Cancer Network: Are there any recent notable studies that suggest that either of these two types of assays could be useful for prognosis in breast cancer? You mentioned CellSearch, but are there any new ones?

Dr. Cristofanilli: Yes, I think with regard to the cell-free DNA assays, it’s clear that testing for some of the mutations associated with endocrine therapy resistance appears to be important, because this is associated with overall survival benefit and sensitivities to some therapies. Clearly, the mutations that are most important for estrogen receptor–positive breast cancer are estrogen receptor mutations and PI3 kinase mutations. In retrospective studies, estrogen receptor mutations have been shown to be prognostic and can be associated with poor outcomes when patients are on an aromatase inhibitor, so they are predictive of a lack of benefit from an aromatase inhibitor. They are associated with a prediction of benefit for treatment with fulvestrant compared with an aromatase inhibitor. The PI3 kinase mutations appear to predict for resistance to some endocrine therapy, but also for response to some of the PI3 kinase inhibitors currently in clinical development. I think there will be much more use of these tests, particularly for these actionable mutations, in clinical practice and certainly for drug development, for monitoring of emerging resistance during therapy.
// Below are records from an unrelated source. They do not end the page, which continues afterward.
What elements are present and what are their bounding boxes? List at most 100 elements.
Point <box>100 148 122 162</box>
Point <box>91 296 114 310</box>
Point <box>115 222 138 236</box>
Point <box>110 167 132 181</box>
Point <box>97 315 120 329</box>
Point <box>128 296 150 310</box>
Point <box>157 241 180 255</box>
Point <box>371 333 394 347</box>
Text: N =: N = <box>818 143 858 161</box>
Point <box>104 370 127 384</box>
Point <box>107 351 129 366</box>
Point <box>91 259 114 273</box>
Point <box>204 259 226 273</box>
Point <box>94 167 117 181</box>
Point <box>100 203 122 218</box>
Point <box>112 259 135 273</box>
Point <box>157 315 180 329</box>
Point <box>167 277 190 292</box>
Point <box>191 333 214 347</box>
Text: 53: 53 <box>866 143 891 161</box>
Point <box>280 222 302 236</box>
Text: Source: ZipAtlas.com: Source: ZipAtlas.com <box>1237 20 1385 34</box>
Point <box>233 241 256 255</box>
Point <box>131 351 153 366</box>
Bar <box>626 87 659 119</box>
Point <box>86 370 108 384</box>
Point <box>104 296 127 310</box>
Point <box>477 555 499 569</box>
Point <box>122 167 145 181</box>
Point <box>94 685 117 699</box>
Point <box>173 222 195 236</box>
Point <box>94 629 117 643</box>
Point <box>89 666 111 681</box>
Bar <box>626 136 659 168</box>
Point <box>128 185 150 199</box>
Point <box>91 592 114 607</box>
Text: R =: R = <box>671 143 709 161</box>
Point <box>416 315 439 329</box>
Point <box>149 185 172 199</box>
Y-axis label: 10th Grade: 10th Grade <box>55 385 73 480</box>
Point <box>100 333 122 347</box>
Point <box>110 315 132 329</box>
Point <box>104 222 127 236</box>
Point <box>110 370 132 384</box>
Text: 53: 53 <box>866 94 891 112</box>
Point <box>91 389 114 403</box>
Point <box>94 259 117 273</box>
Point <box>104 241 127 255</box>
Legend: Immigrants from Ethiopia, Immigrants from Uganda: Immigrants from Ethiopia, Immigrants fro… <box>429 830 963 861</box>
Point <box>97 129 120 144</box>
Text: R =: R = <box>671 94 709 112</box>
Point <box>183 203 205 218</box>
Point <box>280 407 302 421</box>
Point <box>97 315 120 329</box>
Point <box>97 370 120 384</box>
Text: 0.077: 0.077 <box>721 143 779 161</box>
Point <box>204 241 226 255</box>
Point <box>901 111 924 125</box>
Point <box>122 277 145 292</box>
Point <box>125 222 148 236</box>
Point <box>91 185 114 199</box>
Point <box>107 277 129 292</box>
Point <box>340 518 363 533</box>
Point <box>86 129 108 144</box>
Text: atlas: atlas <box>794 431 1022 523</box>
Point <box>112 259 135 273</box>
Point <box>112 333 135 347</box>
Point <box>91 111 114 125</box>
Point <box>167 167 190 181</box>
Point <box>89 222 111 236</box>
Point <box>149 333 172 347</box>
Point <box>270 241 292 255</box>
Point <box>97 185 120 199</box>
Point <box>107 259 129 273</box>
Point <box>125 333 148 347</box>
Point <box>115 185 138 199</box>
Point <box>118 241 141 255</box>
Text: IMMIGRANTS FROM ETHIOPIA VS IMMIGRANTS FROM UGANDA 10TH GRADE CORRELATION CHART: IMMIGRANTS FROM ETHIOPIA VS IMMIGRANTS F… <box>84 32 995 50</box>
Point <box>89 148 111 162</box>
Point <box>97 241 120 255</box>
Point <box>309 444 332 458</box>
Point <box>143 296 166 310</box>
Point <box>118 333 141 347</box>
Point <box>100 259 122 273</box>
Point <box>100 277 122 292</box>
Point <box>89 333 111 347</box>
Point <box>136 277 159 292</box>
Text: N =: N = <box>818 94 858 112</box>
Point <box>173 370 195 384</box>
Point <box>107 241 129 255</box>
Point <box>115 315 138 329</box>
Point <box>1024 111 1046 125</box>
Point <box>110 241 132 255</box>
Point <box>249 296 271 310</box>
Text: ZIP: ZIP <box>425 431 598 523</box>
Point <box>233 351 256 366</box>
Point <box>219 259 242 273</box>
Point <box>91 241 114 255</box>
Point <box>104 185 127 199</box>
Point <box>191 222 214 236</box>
Cancer Network: You already mentioned this for a few specific mutations but, as far as disease monitoring, what do we know about how these assays may help clinicians understand whether a therapy is working or whether the cancer has mutated and may be resistant to a drug?

Dr. Cristofanilli: I think that this is something that is evolving. What appears to be important is that over time in treatment there is a much more complex evolution of disease with regard to some accompanying mutations together with the driver mutations, which may represent an even more complex disease than the way we think about it now or have dealt with. The genes for the cell-free DNA panel change over time for each patient and there are mechanisms of resistance that we have not known about before. At the same time, we need to understand how we use this information. Primarily, what do we do when we see a change in the patterns of mutations, besides the ones that we know have actionable therapeutic targets?

Understanding the disease is important in the context of precision medicine, so at our institution and at other academic institutions, there is an important role for incorporating cell-free DNA in the management of patients. Discussing the context of this at molecular tumor boards is also important because many times the type of mutations and the pattern is not so obvious. We need to work together to modify the therapy based on the changes in the mutations and the quantitation of the DNA to possibly improve patient outcomes. This is something that we need to generate, the clinical utility of longitudinal monitoring of cell-free DNA and the testing of actionable mutations, as well as quantifying the DNA to monitor the tumor burden. When you put all of this together, this will probably be the most important information that we can provide for patient care and for payers because they will see the utility of using this type of test compared, for example, with imaging studies.

Cancer Network: Thank you so much for joining us today, Dr. Cristofanilli.

Dr. Cristofanilli: You’re welcome. Thank you!